#### Workflow
1. Initialize Workspace & creat workspace handle
2. Initialize
    - compute Cluster 
    - Environment
3. Create a .py scripts Data Processing & Training Model
4. Create Components
5. Build Pipeline using Components
6. Get Data Path
7. Initiate Pipeline

##### Step 1: Initialize Workspace and Create Workspace handle

In [None]:
from azureml.core import Workspace
from azure.ai.ml import MLClient
from azure.identity import DefaultAzureCredential

# Initialize  workspace
ws = Workspace.from_config()  

# Get a handle to the workspace
credential = DefaultAzureCredential()  # authenticate
ml_client = MLClient( credential=credential,
                      subscription_id=ws.subscription_id,
                      resource_group_name=ws.resource_group,
                      workspace_name=ws.name,
                    )


##### Step 2: Initialize Compute Cluster & Environment

In [None]:
from azure.ai.ml.entities import AmlCompute

# Name assigned to the compute cluster
compute = "ML-Pipeline-Cluster"

try:
    cpu_cluster = ml_client.compute.get(compute)
    print(f"You already have a cluster named {compute}, we'll reuse it as is.")

except Exception:
    print("Creating a new cpu compute target...")
    cpu_cluster = AmlCompute(
        name=compute,
        type="amlcompute",
        size="STANDARD_DS3_V2",
        min_instances=0,
        max_instances=4,
        idle_time_before_scale_down=300,
        tier="Dedicated",
    )
    
    print(f"AMLCompute with name {cpu_cluster.name} will be created, with compute size {cpu_cluster.size}")
    # Now, we pass the object to MLClient's create_or_update method
    cpu_cluster = ml_client.compute.begin_create_or_update(cpu_cluster)

##### Environment

In [None]:
import os
from azure.ai.ml.entities import Environment

custom_env_name  = "ENV-SDKv2"
# dependencies_dir = '../dependencies'
# env = Environment( name=custom_env_name,
#                    description="Evironment for python SDKv2 Execution",
#                    conda_file=os.path.join(dependencies_dir, "conda.yaml"),
#                    image="mcr.microsoft.com/azureml/openmpi4.1.0-ubuntu20.04:latest",
#                  )
# env = ml_client.environments.create_or_update(env)

# GET ENVIRONMENT
# use 'label' parameter to get latest environment for example label='latest'
# use 'version' parameter to get specific version environment, for example version=2
env = ml_client.environments.get(name=custom_env_name, label='latest') 

print(f"Environment with name {env.name} is registered to workspace, the environment version is {env.version}")

##### Step 3: Create Components to Build Pipeline

Now that you have all assets required to run your pipeline, it's time to build the pipeline itself.

Azure Machine Learning pipelines are reusable ML workflows that usually consist of several components.
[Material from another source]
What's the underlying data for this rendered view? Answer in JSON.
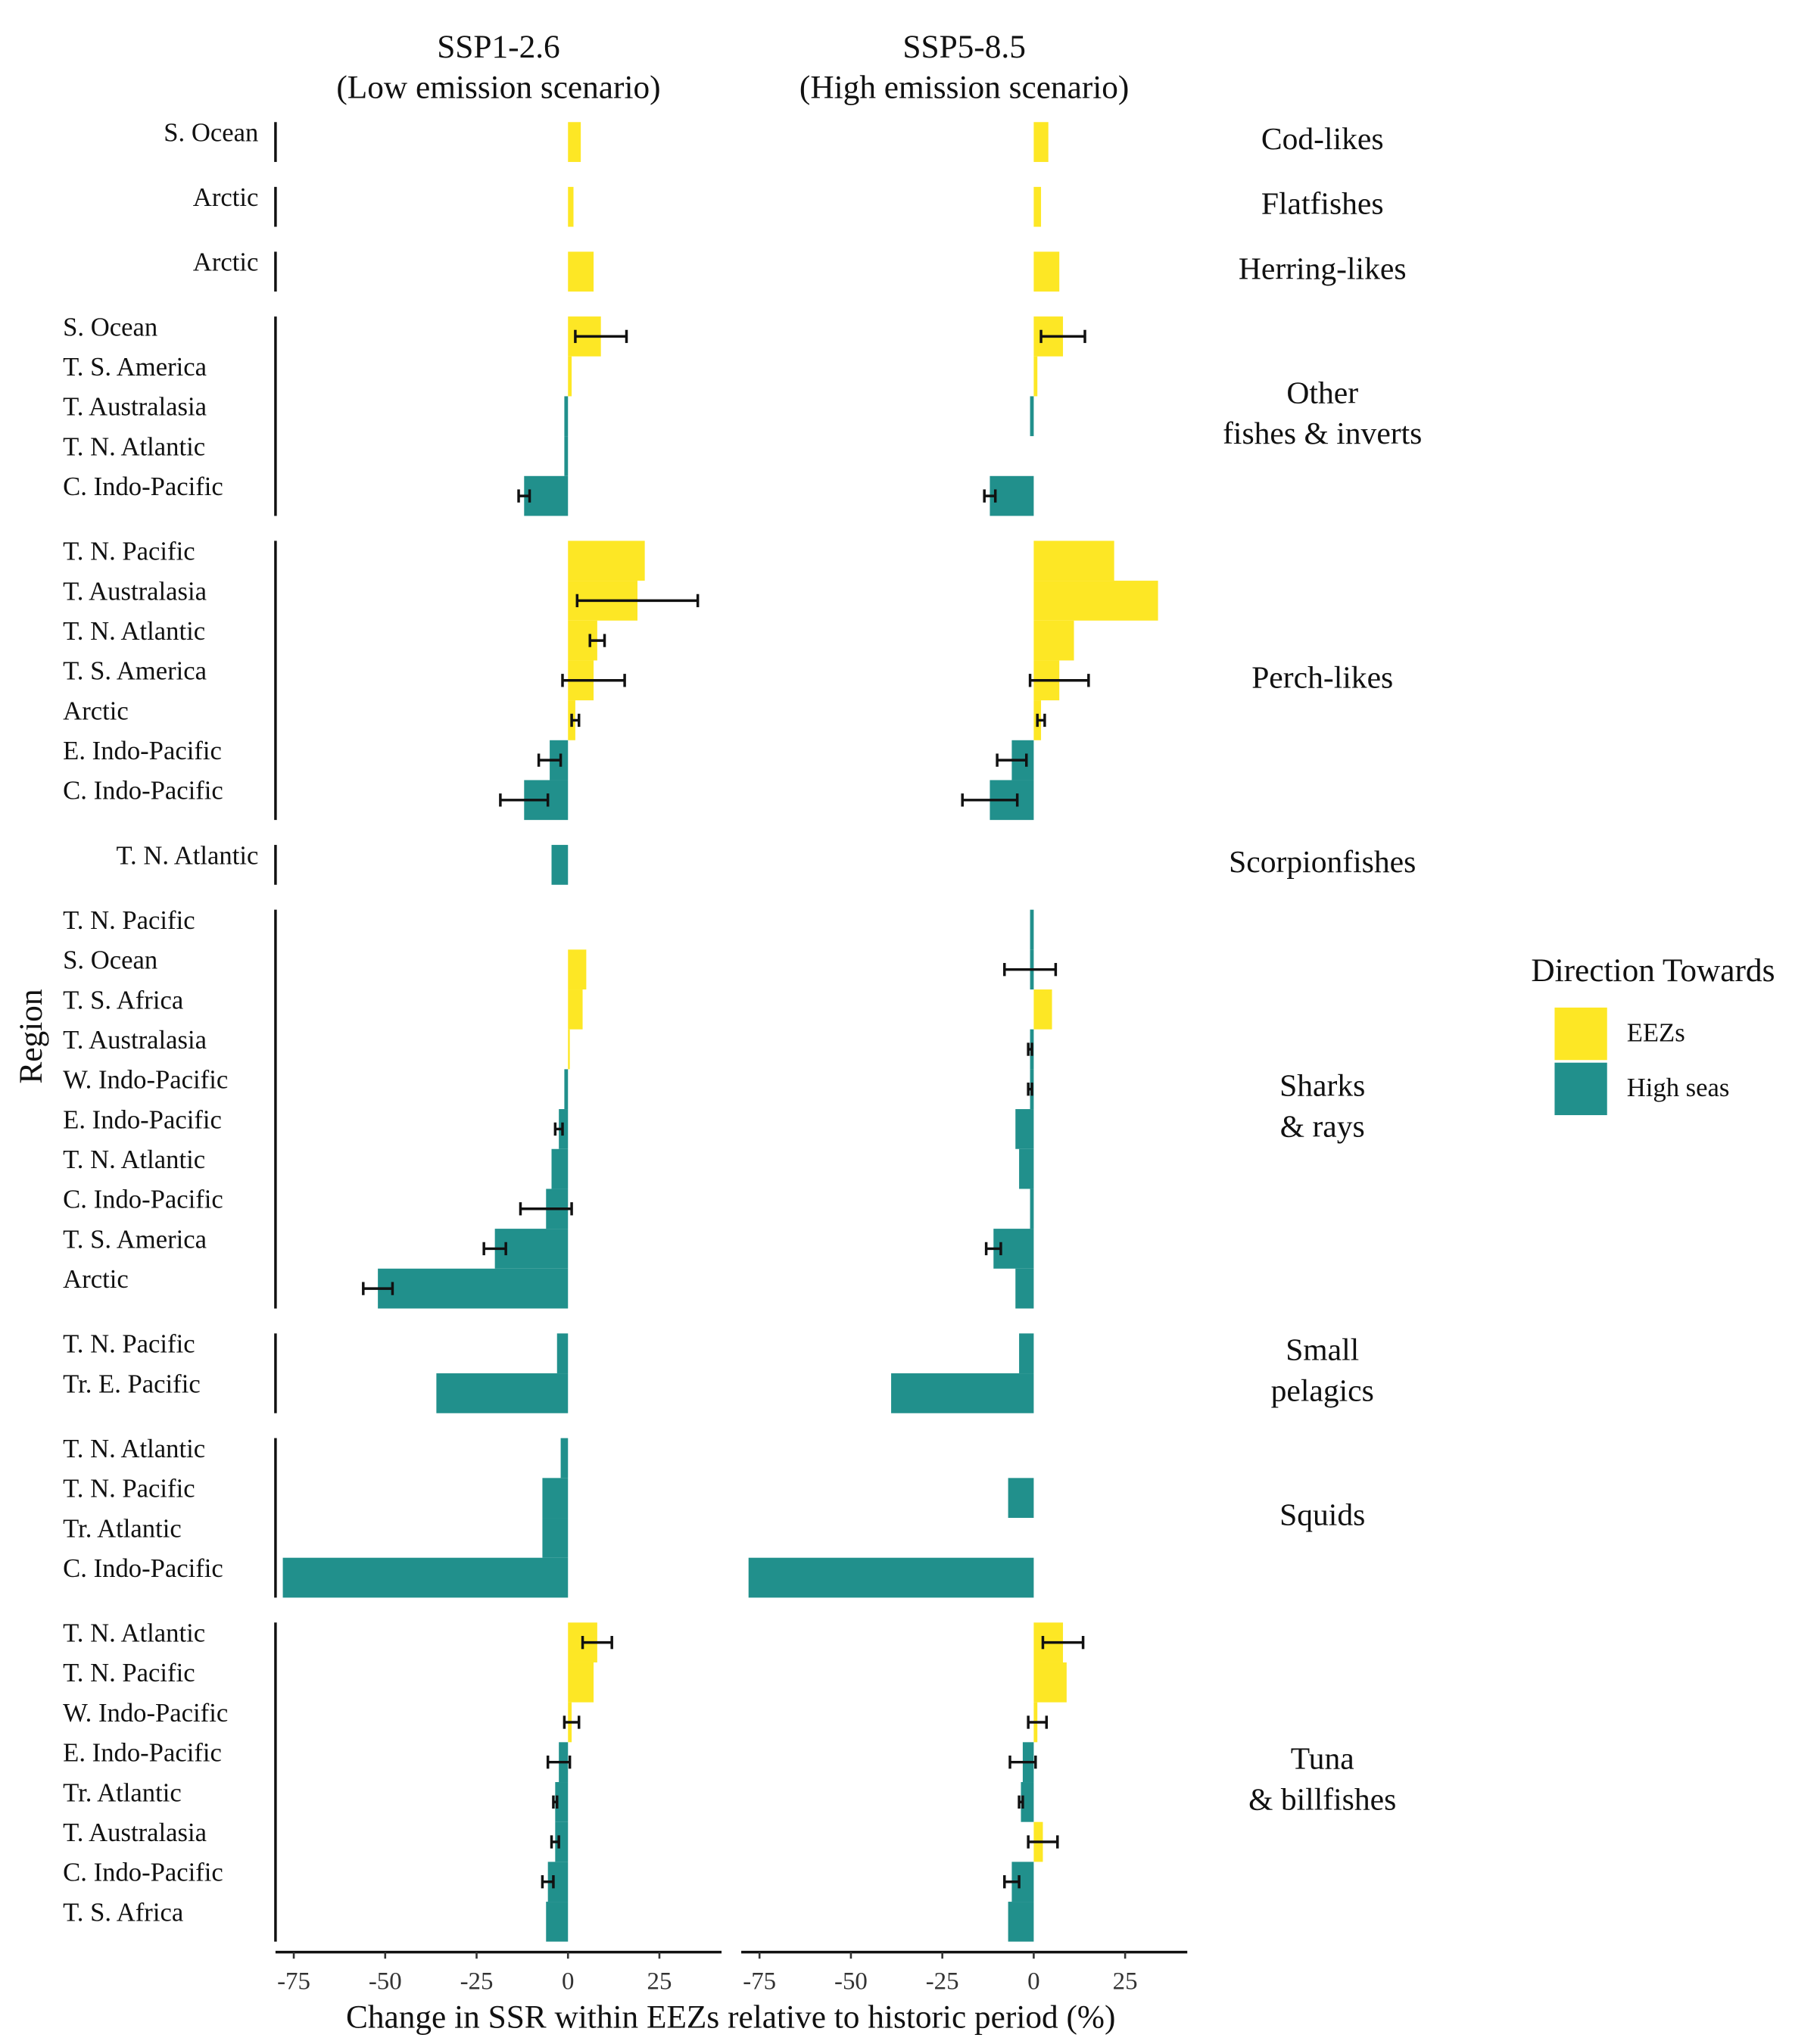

The typical life of a component is:

- Write the yaml specification of the component, or create it programmatically using `ComponentMethod`.
- Optionally, register the component with a name and version in your workspace, to make it reusable and shareable.
- Load that component from the pipeline code.
- Implement the pipeline using the component's inputs, outputs and parameters.
- Submit the pipeline.

There are two ways to create a component, programmatic and yaml definition. The next two sections walk you through creating a component using programmatic definition

> [!NOTE]
> In this tutorial for simplicity we are using the same compute for all components. However, you can set different computes for each component, for example by adding a line like `train_step.compute = "cpu-cluster"`. To view an example of building a pipeline with different computes for each component, see the [Basic pipeline job section in the cifar-10 pipeline tutorial](https://github.com/Azure/azureml-examples/blob/main/sdk/python/jobs/pipelines/2b_train_cifar_10_with_pytorch/train_cifar_10_with_pytorch.ipynb).

In [None]:
from azure.ai.ml import command
from azure.ai.ml import Input, Output

scripts_dir = "../src"
data_prep_component = command( name="data prep pima diabetes detection",
                               display_name ="Data preparation for inference",
                               description  ="reads input data & preprocesses it",
                               inputs= { "data": Input(type="uri_folder")},

                               outputs=dict( processed_data=Output(type="uri_folder", mode="rw_mount")),
                               code=scripts_dir, # The source folder of the component
                               command="""python pima_inference_dataProcessing_SDKv2.py \
                                        --data ${{inputs.data}} \
                                        --processed_data ${{outputs.processed_data}} \
                                        """,
                               environment=f"{env.name}:{env.version}",
                            )

train_component = command( name="pima diabetes model inference",
                            display_name ="Model inference",
                            inputs= { "processed_data": Input(type="uri_folder"),
                                      "registered_model_name":Input(type='string'),
                                    },
                            outputs=dict(model=Output(type="uri_folder", mode="rw_mount")),
                            code=scripts_dir,
                            command="""python pima_model_inference_SDKv2.py \
                                    --input_data ${{inputs.processed_data}} \
                                    --registered_model_name ${{inputs.registered_model_name}} \
                                    --model ${{outputs.model}} \
                                    """,
                            environment=f"{env.name}:{env.version}",
                            )